But Lord John Russell is involved in public affairs, and certainly has no time-probably has no inclination-to tempt a very doubtful field of fame. Fox's "Fragment of the History of James the Second" is confessedly a failure. It is not always those who can make history well who can write it well. Lord John Russell has made a very good little heap of history to himself, and he does wisely to stick to it, and to let other people's heaps alone. He is sure to get into a scrape with some wild Irishman, or to provoke the memory of some calculating boy, if he should take to write history in the interval between the adjournment of the House and bed-time.

These memorials are divided into eight books. First, Documents relating to the birth, family, connexions, and education of Mr. Fox

topics in which the Memorials are not very rich, and which occupy only forty-seven pages.

Second, Correspondence relating to his private or public life, from his election for Midhurst in 1768 to his separation from Lord North in 1774.

Third, From 1774, when Mr. Fox went into opposition, to 1782, when Lord North's administration fell. This book is prefaced by a succinct, but very admirable sketch, by Lord John Russell, of the state of Europe at the time Fox commenced his parliamentary career. It is terminated by a review, from the same hand, of the memorable events that marked the early periods of Mr. Fox's political life.

Fourth: This book is divided, by the present editor, into three parts: the first comprising the history of the first Rockingham administration-that great Hejira in Whig traditions; the second and third comprising the years 1782, 1783, and 1784, including the Shelburn and the Coalition administrations.
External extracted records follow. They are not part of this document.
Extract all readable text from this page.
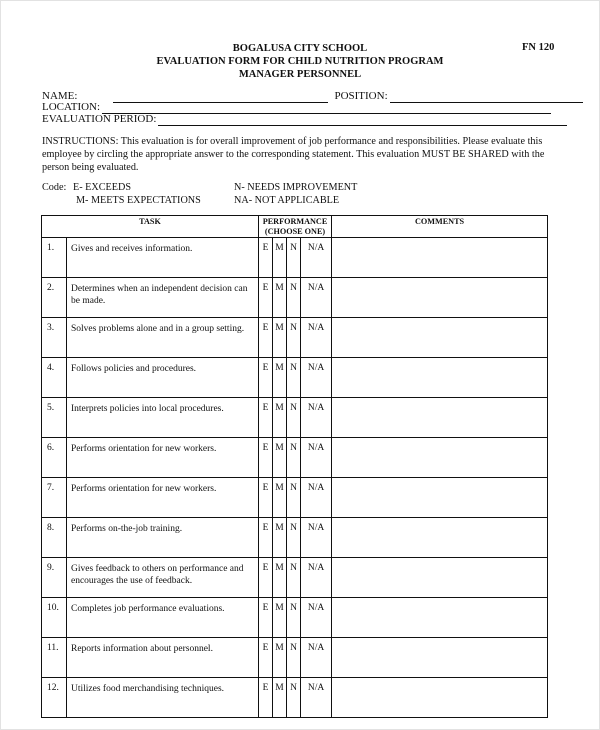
BOGALUSA CITY SCHOOL
EVALUATION FORM FOR CHILD NUTRITION PROGRAM
MANAGER PERSONNEL
FN 120
NAME:	POSITION:
LOCATION:
EVALUATION PERIOD:
INSTRUCTIONS: This evaluation is for overall improvement of job performance and responsibilities. Please evaluate this employee by circling the appropriate answer to the corresponding statement. This evaluation MUST BE SHARED with the person being evaluated.
Code: E- EXCEEDS
M- MEETS EXPECTATIONS
N- NEEDS IMPROVEMENT
NA- NOT APPLICABLE
TASK		PERFORMANCE
(CHOOSE ONE)				COMMENTS
1.	Gives and receives information.	E	M	N	N/A	
2.	Determines when an independent decision can be made.	E	M	N	N/A	
3.	Solves problems alone and in a group setting.	E	M	N	N/A	
4.	Follows policies and procedures.	E	M	N	N/A	
5.	Interprets policies into local procedures.	E	M	N	N/A	
6.	Performs orientation for new workers.	E	M	N	N/A	
7.	Performs orientation for new workers.	E	M	N	N/A	
8.	Performs on-the-job training.	E	M	N	N/A	
9.	Gives feedback to others on performance and encourages the use of feedback.	E	M	N	N/A	
10.	Completes job performance evaluations.	E	M	N	N/A	
11.	Reports information about personnel.	E	M	N	N/A	
12.	Utilizes food merchandising techniques.	E	M	N	N/A	
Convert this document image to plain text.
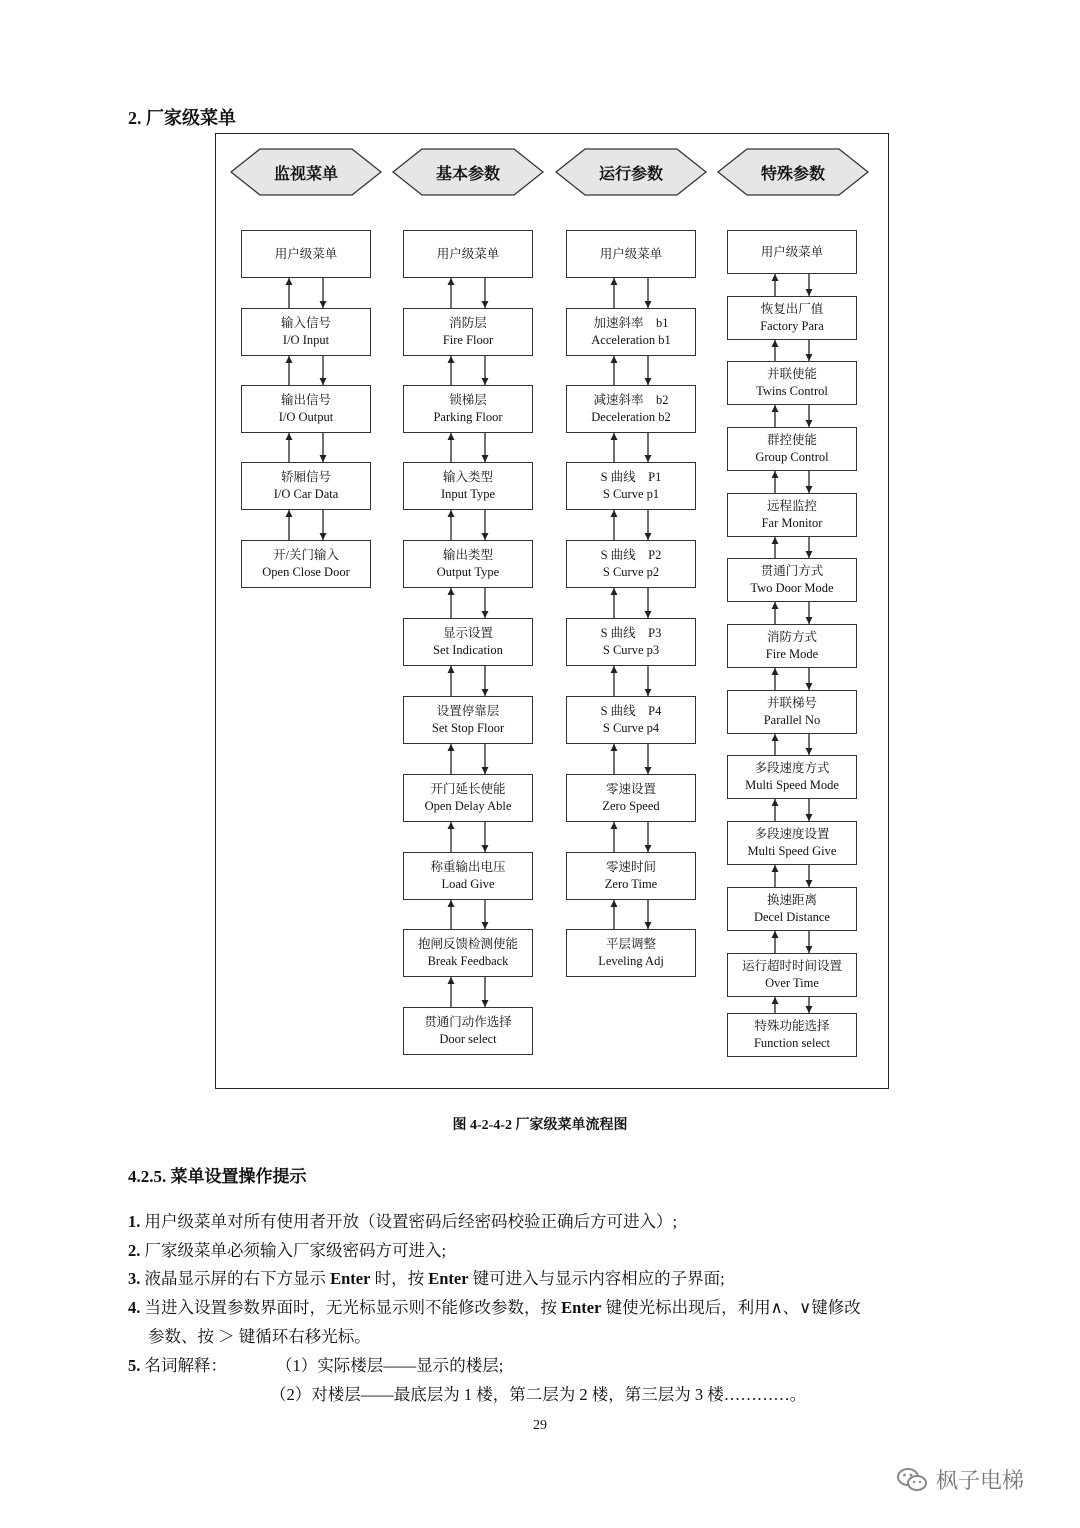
2. 厂家级菜单
监视菜单
用户级菜单
输入信号
I/O Input
输出信号
I/O Output
轿厢信号
I/O Car Data
开/关门输入
Open Close Door
基本参数
用户级菜单
消防层
Fire Floor
锁梯层
Parking Floor
输入类型
Input Type
输出类型
Output Type
显示设置
Set Indication
设置停靠层
Set Stop Floor
开门延长使能
Open Delay Able
称重输出电压
Load Give
抱闸反馈检测使能
Break Feedback
贯通门动作选择
Door select
运行参数
用户级菜单
加速斜率　b1
Acceleration b1
减速斜率　b2
Deceleration b2
S 曲线　P1
S Curve p1
S 曲线　P2
S Curve p2
S 曲线　P3
S Curve p3
S 曲线　P4
S Curve p4
零速设置
Zero Speed
零速时间
Zero Time
平层调整
Leveling Adj
特殊参数
用户级菜单
恢复出厂值
Factory Para
并联使能
Twins Control
群控使能
Group Control
远程监控
Far Monitor
贯通门方式
Two Door Mode
消防方式
Fire Mode
并联梯号
Parallel No
多段速度方式
Multi Speed Mode
多段速度设置
Multi Speed Give
换速距离
Decel Distance
运行超时时间设置
Over Time
特殊功能选择
Function select
图 4-2-4-2 厂家级菜单流程图
4.2.5. 菜单设置操作提示
1. 用户级菜单对所有使用者开放（设置密码后经密码校验正确后方可进入）;
2. 厂家级菜单必须输入厂家级密码方可进入;
3. 液晶显示屏的右下方显示 Enter 时，按 Enter 键可进入与显示内容相应的子界面;
4. 当进入设置参数界面时，无光标显示则不能修改参数，按 Enter 键使光标出现后，利用∧、∨键修改
参数、按 ＞ 键循环右移光标。
5. 名词解释：	（1）实际楼层——显示的楼层;
（2）对楼层——最底层为 1 楼，第二层为 2 楼，第三层为 3 楼…………。
29
枫子电梯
Fifth: This commences the history of the Pitt administration; and in the accounts of the Indian debates we have an insight into the views of Lord John Russell upon the policy that should guide us in dealing with that mighty population. Here only does Lord John prove faithless to his Whig traditions. He is, perhaps, almost the only man in the kingdom who would now deny that the impeachment of Hastings was a harsh and factious measure; yet, while noticing the arguments by which Mr. Fox shewed that the double government

must be productive of confusion and abuses, he appeals to an experience of seventy years to shew how unfounded these fears were. A reader would be tempted to believe that Lord John had been asleep during the last twelvemonth. This book brings us down to the commencement of the war of 1793, and concludes the present instalment.

In future volumes the editor promises to go fully into the policy of the war waged against France at a cost of seven hundred millions of money. The rest of the Correspondence is to be divided into two books.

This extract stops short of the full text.